Optimizing nextflow pipelines for cloud scalability
Quotient Therapeutics, a company working with deeply sequenced whole-genome sequencing (WGS) data, faced growing computational demands. As the number of processed samples increased, they needed to optimize their Nextflow-based pipelines for better efficiency, reliability, and cost-effectiveness.
Challenge
The client’s pipeline was struggling to keep up with increasing workloads, resulting in longer processing times and rising compute costs. Ensuring consistent reliability was also a key priority to maintain high-quality data outputs.
Approach
A multi-tiered optimization strategy was implemented:
- Comprehensive review of pipeline code, tools, and environments to identify optimization opportunities.

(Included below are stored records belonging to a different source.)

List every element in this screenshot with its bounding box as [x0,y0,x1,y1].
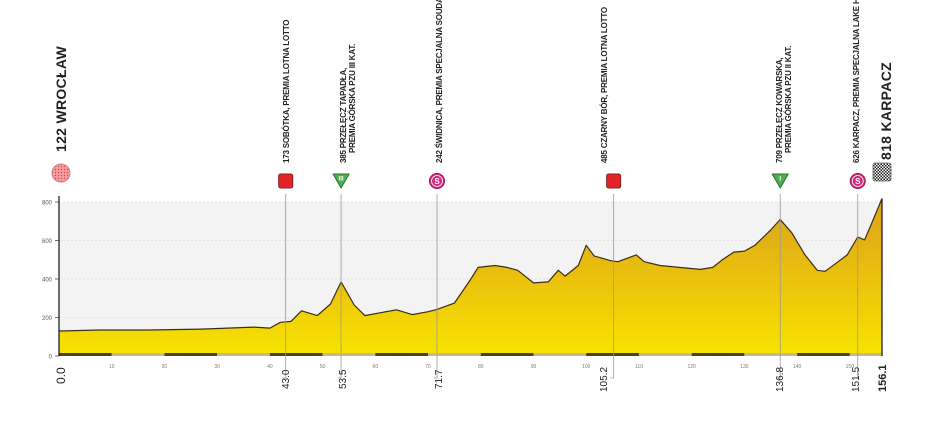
marker-icons: III S I S [51,162,892,189]
distance-band [691,353,745,356]
y-tick-label: 600 [42,239,53,245]
y-tick-label: 400 [42,278,53,284]
marker-lines [282,194,859,379]
x-tick-label: 70 [425,364,431,370]
elevation-line [58,198,883,332]
marker-label-tapadla: 385 PRZEŁĘCZ TAPADŁA, PREMIA GÓRSKA PZU … [339,43,357,163]
distance-band [533,353,587,356]
km-label-czarny-bor: 105.2 [599,366,610,392]
distance-band [480,353,534,356]
x-tick-label: 40 [267,364,273,370]
km-label-karpacz-special: 151.5 [851,366,862,392]
distance-band [375,353,429,356]
distance-band [322,353,376,356]
y-tick-label: 800 [42,201,53,207]
distance-band [111,353,165,356]
distance-band [849,353,882,356]
marker-label-swidnica: 242 ŚWIDNICA, PREMIA SPECJALNA SOUDAL [435,0,444,163]
special-prize-text: S [434,177,440,186]
distance-band [217,353,270,356]
finish-label: 818 KARPACZ [878,62,894,160]
x-tick-label: 110 [635,364,643,370]
km-label-finish: 156.1 [877,364,889,392]
km-label-start: 0.0 [54,367,68,384]
marker-label-karpacz-special: 626 KARPACZ, PREMIA SPECJALNA LAKE HILL [852,0,861,163]
distance-band [744,353,798,356]
distance-band [269,353,323,356]
special-prize-text: S [855,177,861,186]
climb-category-text: I [779,177,781,183]
x-tick-label: 90 [531,364,537,370]
elevation-fill [59,198,882,356]
finish-flag-icon [872,162,892,182]
y-tick-label: 0 [49,355,53,361]
km-label-tapadla: 53.5 [338,369,349,389]
start-icon [51,163,71,183]
sprint-icon [606,173,622,189]
x-tick-label: 80 [478,364,484,370]
x-tick-label: 60 [373,364,379,370]
distance-band [797,353,850,356]
distance-band [164,353,218,356]
climb-icon [332,173,350,189]
distance-band [586,353,639,356]
x-tick-label: 140 [793,364,802,370]
sprint-icon [278,173,294,189]
x-tick-label: 120 [687,364,696,370]
x-tick-label: 100 [582,364,591,370]
distance-band [59,353,112,356]
x-tick-label: 50 [320,364,326,370]
x-tick-label: 150 [846,364,855,370]
distance-band [428,353,481,356]
special-prize-ring [431,175,443,187]
y-tick-label: 200 [42,316,53,322]
km-label-sobotka: 43.0 [281,369,292,389]
x-tick-label: 20 [162,364,168,370]
distance-bands [59,353,882,356]
special-prize-ring [851,175,864,187]
x-tick-label: 10 [109,364,115,370]
distance-band [638,353,692,356]
x-tick-label: 130 [740,364,749,370]
climb-icon [771,173,789,189]
marker-label-czarny-bor: 485 CZARNY BÓR, PREMIA LOTNA LOTTO [600,7,609,163]
marker-label-sobotka: 173 SOBÓTKA, PREMIA LOTNA LOTTO [282,19,291,163]
axes: 0 200 400 600 800 10 20 30 40 50 60 70 80 90 100 110 120… [42,196,883,370]
marker-label-kowarska: 709 PRZEŁĘCZ KOWARSKA, PREMIA GÓRSKA PZU… [775,45,793,163]
climb-category-text: III [339,177,344,183]
elevation-area [58,198,883,356]
km-label-kowarska: 136.8 [775,366,786,392]
start-label: 122 WROCŁAW [53,46,69,152]
x-tick-label: 30 [214,364,220,370]
km-label-swidnica: 71.7 [434,369,445,389]
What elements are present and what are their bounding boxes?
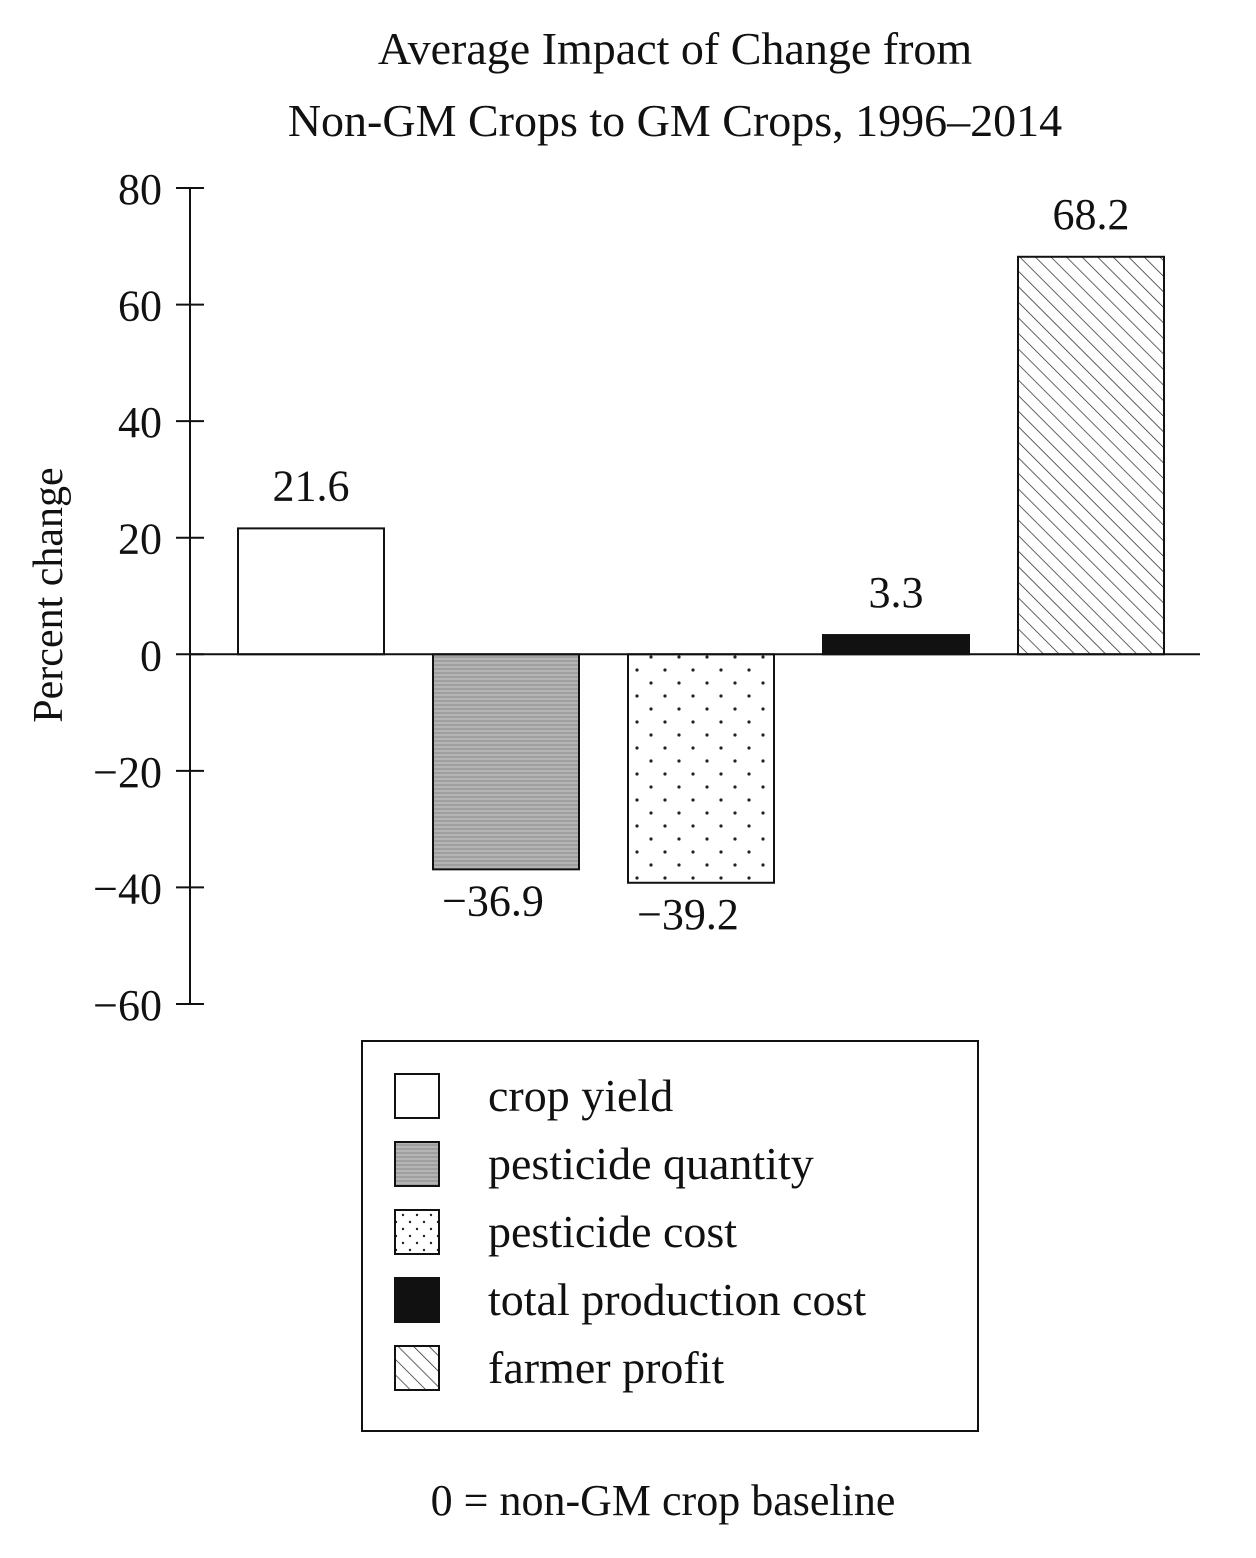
- legend-swatch-farmer-profit: [394, 1345, 440, 1391]
- chart-title-line-1: Average Impact of Change from: [378, 23, 973, 74]
- y-axis-label: Percent change: [26, 467, 72, 722]
- bar-pesticide-cost: [627, 653, 775, 884]
- legend-swatch-pesticide-cost: [394, 1209, 440, 1255]
- legend-label: pesticide quantity: [488, 1138, 814, 1189]
- legend-swatch-crop-yield: [394, 1073, 440, 1119]
- bars-group: [237, 255, 1165, 884]
- bar-value-label: −36.9: [442, 876, 544, 925]
- legend-label: farmer profit: [488, 1342, 724, 1393]
- bar-value-label: 21.6: [273, 461, 350, 510]
- bar-total-production-cost: [822, 634, 970, 656]
- bar-value-label: −39.2: [637, 890, 739, 939]
- bar-farmer-profit: [1017, 255, 1165, 656]
- y-tick-label: 20: [118, 515, 162, 564]
- bar-value-label: 3.3: [869, 568, 924, 617]
- legend-box: [361, 1040, 979, 1432]
- legend-label: pesticide cost: [488, 1206, 737, 1257]
- y-tick-label: −60: [93, 981, 162, 1030]
- y-tick-label: 60: [118, 282, 162, 331]
- bar-value-label: 68.2: [1053, 190, 1130, 239]
- legend-swatch-total-production-cost: [394, 1277, 440, 1323]
- y-axis-ticks: 80 60 40 20 0 −20 −40 −60: [93, 165, 204, 1030]
- y-tick-label: 40: [118, 398, 162, 447]
- y-tick-label: 80: [118, 165, 162, 214]
- legend-label: crop yield: [488, 1070, 673, 1121]
- y-tick-label: 0: [140, 631, 162, 680]
- legend-label: total production cost: [488, 1274, 866, 1325]
- bar-crop-yield: [237, 527, 385, 656]
- chart-title-line-2: Non-GM Crops to GM Crops, 1996–2014: [288, 95, 1062, 146]
- value-labels: 21.6 −36.9 −39.2 3.3 68.2: [273, 190, 1130, 939]
- y-tick-label: −40: [93, 864, 162, 913]
- baseline-note: 0 = non-GM crop baseline: [431, 1476, 896, 1525]
- y-tick-label: −20: [93, 748, 162, 797]
- legend-swatch-pesticide-quantity: [394, 1141, 440, 1187]
- legend: crop yield pesticide quantity pesticide co…: [394, 1070, 866, 1393]
- bar-pesticide-quantity: [432, 653, 580, 871]
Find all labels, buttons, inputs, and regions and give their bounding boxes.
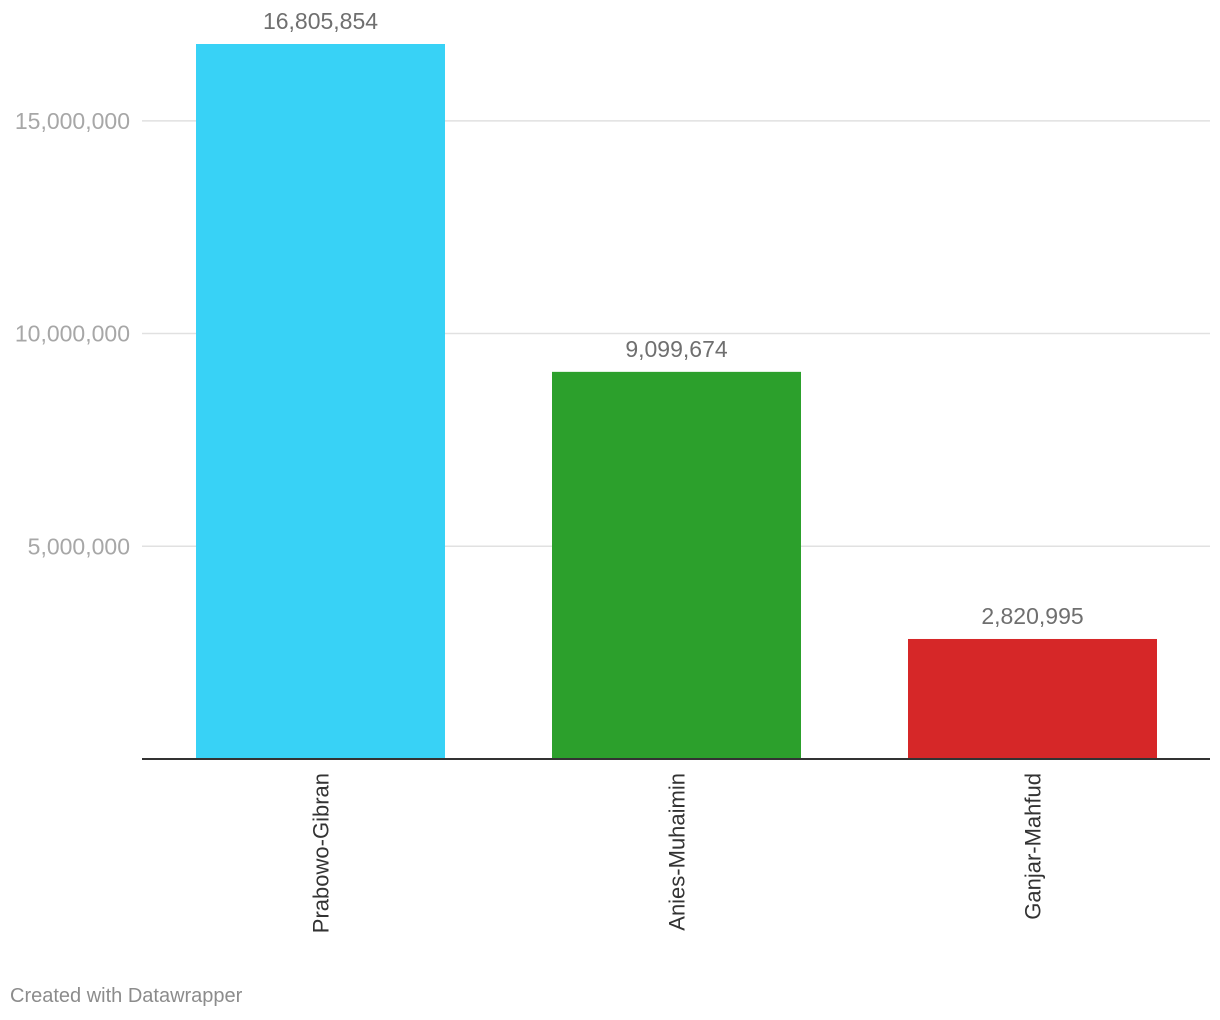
x-category-label: Prabowo-Gibran [309,773,334,933]
bars [196,44,1157,759]
credit-text: Created with Datawrapper [10,985,243,1007]
value-labels: 16,805,854 9,099,674 2,820,995 [263,8,1084,629]
bar-prabowo-gibran [196,44,445,759]
x-category-label: Anies-Muhaimin [665,773,690,931]
bar-value-label: 2,820,995 [981,603,1083,629]
bar-value-label: 16,805,854 [263,8,378,34]
y-axis-tick-labels: 5,000,000 10,000,000 15,000,000 [15,108,130,559]
y-tick-label: 15,000,000 [15,108,130,134]
x-axis-category-labels: Prabowo-Gibran Anies-Muhaimin Ganjar-Mahfu… [309,773,1046,933]
x-category-label: Ganjar-Mahfud [1021,773,1046,920]
bar-ganjar-mahfud [908,638,1157,759]
y-tick-label: 10,000,000 [15,321,130,347]
bar-anies-muhaimin [552,371,801,759]
y-tick-label: 5,000,000 [28,533,130,559]
bar-value-label: 9,099,674 [625,336,728,362]
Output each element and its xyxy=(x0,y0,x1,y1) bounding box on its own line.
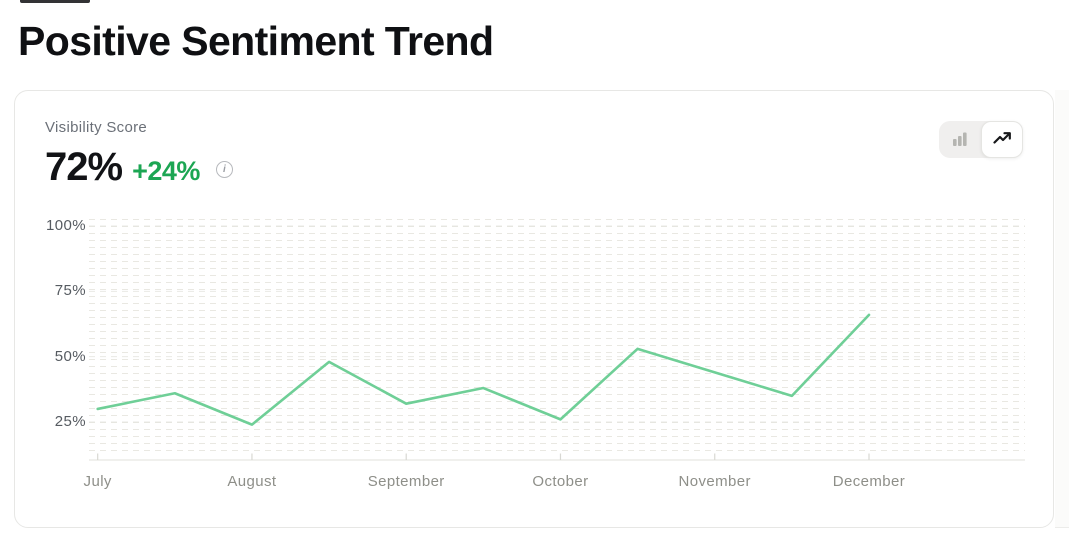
y-axis-label: 75% xyxy=(54,282,86,300)
visibility-score-card: Visibility Score 72% +24% i xyxy=(14,90,1054,528)
card-right-gap xyxy=(1055,90,1069,528)
x-axis-label: September xyxy=(367,473,445,490)
y-axis-label: 25% xyxy=(54,412,86,430)
metric-delta: +24% xyxy=(132,156,200,186)
line-chart-toggle-button[interactable] xyxy=(981,121,1023,158)
metric-block: Visibility Score 72% +24% i xyxy=(45,119,1023,190)
x-axis-label: July xyxy=(83,473,112,490)
metric-value: 72% xyxy=(45,145,123,189)
bar-chart-icon xyxy=(952,130,968,150)
y-axis-label: 50% xyxy=(54,347,86,365)
chart-type-toggle xyxy=(939,121,1023,158)
metric-label: Visibility Score xyxy=(45,119,148,136)
metric-row: 72% +24% i xyxy=(45,145,1023,190)
trending-up-icon xyxy=(992,130,1012,149)
y-axis-label: 100% xyxy=(46,217,86,234)
info-circle-icon[interactable]: i xyxy=(215,161,233,178)
x-axis-label: October xyxy=(532,473,589,490)
chart-grid-pattern xyxy=(89,213,1025,451)
page-title: Positive Sentiment Trend xyxy=(18,18,494,64)
x-axis-label: August xyxy=(227,473,277,490)
window-artifact-bar xyxy=(20,0,90,3)
x-axis-label: December xyxy=(832,473,906,490)
bar-chart-toggle-button[interactable] xyxy=(939,121,981,158)
card-header: Visibility Score 72% +24% i xyxy=(15,91,1053,190)
x-axis-label: November xyxy=(678,473,751,490)
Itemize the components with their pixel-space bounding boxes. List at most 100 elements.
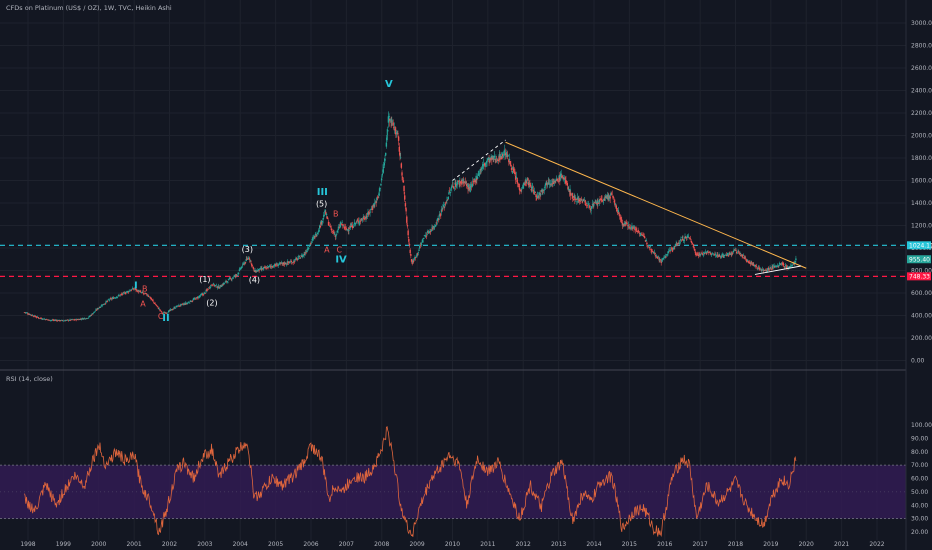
candle-body — [655, 255, 658, 257]
candle-body — [687, 236, 689, 237]
candle-body — [694, 251, 696, 253]
horizontal-levels[interactable] — [0, 244, 906, 277]
rsi-tick-label: 50.00 — [911, 489, 928, 496]
candle-body — [523, 181, 526, 183]
candle-body — [105, 301, 107, 303]
candle-body — [347, 230, 349, 232]
candle-body — [748, 261, 751, 263]
candle-body — [357, 221, 360, 223]
candle-body — [112, 297, 114, 299]
candle-body — [587, 205, 589, 206]
time-tick-label: 2006 — [303, 541, 318, 548]
candle-body — [152, 300, 154, 301]
candle-body — [210, 285, 212, 287]
candle-body — [104, 303, 107, 305]
candle-body — [438, 218, 440, 220]
candle-body — [364, 218, 366, 220]
candle-body — [359, 220, 362, 222]
candle-body — [658, 258, 660, 261]
candle-body — [606, 198, 608, 199]
candle-body — [367, 212, 369, 215]
candle-body — [116, 297, 118, 299]
candle-body — [776, 265, 779, 267]
candle-body — [554, 180, 556, 183]
candle-body — [75, 319, 77, 321]
candle-body — [646, 245, 649, 246]
candle-body — [167, 312, 169, 314]
wave-label-correction: C — [158, 312, 164, 321]
time-axis[interactable]: 1998 1999 2000 2001 2002 2003 2004 2005 2006 2007… — [20, 541, 884, 548]
candle-body — [227, 281, 229, 283]
candle-body — [660, 261, 662, 264]
candle-body — [344, 226, 346, 228]
candle-body — [466, 184, 469, 186]
rsi-tick-label: 30.00 — [911, 516, 928, 523]
candle-body — [567, 189, 570, 191]
candle-body — [780, 262, 783, 264]
rsi-tick-label: 100.00 — [911, 422, 932, 429]
candle-body — [739, 253, 741, 255]
candle-body — [378, 193, 380, 196]
candle-body — [576, 201, 578, 202]
candle-body — [453, 187, 456, 189]
candle-body — [150, 298, 152, 300]
candle-body — [386, 135, 388, 140]
candle-body — [563, 177, 565, 180]
candle-body — [410, 254, 412, 256]
candle-body — [417, 251, 420, 253]
candle-body — [672, 247, 675, 250]
candle-body — [502, 156, 505, 157]
candle-body — [109, 298, 111, 300]
time-tick-label: 2022 — [869, 541, 884, 548]
rsi-path — [24, 425, 797, 537]
candle-body — [732, 250, 735, 253]
candle-body — [379, 188, 381, 189]
candle-body — [485, 162, 488, 164]
candle-body — [224, 281, 226, 283]
wave-label-minor: (2) — [206, 298, 217, 307]
candle-body — [80, 319, 83, 320]
candle-body — [402, 177, 404, 178]
candle-body — [259, 268, 262, 269]
candle-body — [241, 266, 243, 268]
candle-body — [507, 155, 509, 157]
candle-body — [216, 286, 218, 288]
candle-body — [238, 269, 241, 271]
candle-body — [393, 126, 395, 129]
candle-body — [277, 265, 279, 266]
candle-body — [772, 266, 775, 268]
wave-label-minor: (3) — [242, 245, 253, 254]
candle-body — [233, 276, 235, 277]
candle-body — [151, 299, 154, 301]
candle-body — [581, 201, 583, 203]
candle-body — [571, 194, 573, 196]
candle-body — [423, 237, 425, 239]
candle-body — [380, 178, 383, 181]
candle-body — [69, 319, 71, 321]
candle-body — [218, 287, 220, 289]
price-tick-label: 1200.00 — [911, 223, 932, 230]
candle-body — [782, 264, 785, 266]
candle-body — [482, 163, 485, 165]
candle-body — [476, 178, 478, 180]
candle-body — [431, 228, 434, 230]
candle-body — [757, 267, 759, 269]
candle-body — [243, 263, 245, 265]
rsi-tick-label: 40.00 — [911, 502, 928, 509]
candle-body — [536, 198, 538, 200]
candle-body — [44, 319, 46, 320]
candle-body — [686, 236, 688, 238]
candle-body — [118, 295, 120, 296]
candle-body — [704, 253, 706, 254]
candle-body — [55, 320, 58, 321]
candle-body — [362, 217, 364, 218]
candle-body — [355, 221, 358, 223]
drawn-trendlines[interactable] — [452, 139, 807, 275]
candle-body — [45, 318, 47, 320]
candle-body — [344, 226, 347, 228]
candle-body — [544, 183, 547, 186]
candle-body — [455, 186, 458, 187]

- Integration of nf-test for automated validation and CI/CD workflows.
- Optimization across three levels: bioinformatics, software engineering, and cloud DevOps.
Results
- Reliability improved through automated integration tests before every deployment.
- Processing cost reduced by 64%.
- Execution time reduced by 63%, enabling sample processing within the target 24-hour window
Through strategic optimization of bioinformatics pipelines in an AWS Batch environment, Quotient Therapeutics achieved significant cost savings and efficiency gains. The improvements ensured the scalability and reliability of their workflow, preparing them for continued growth.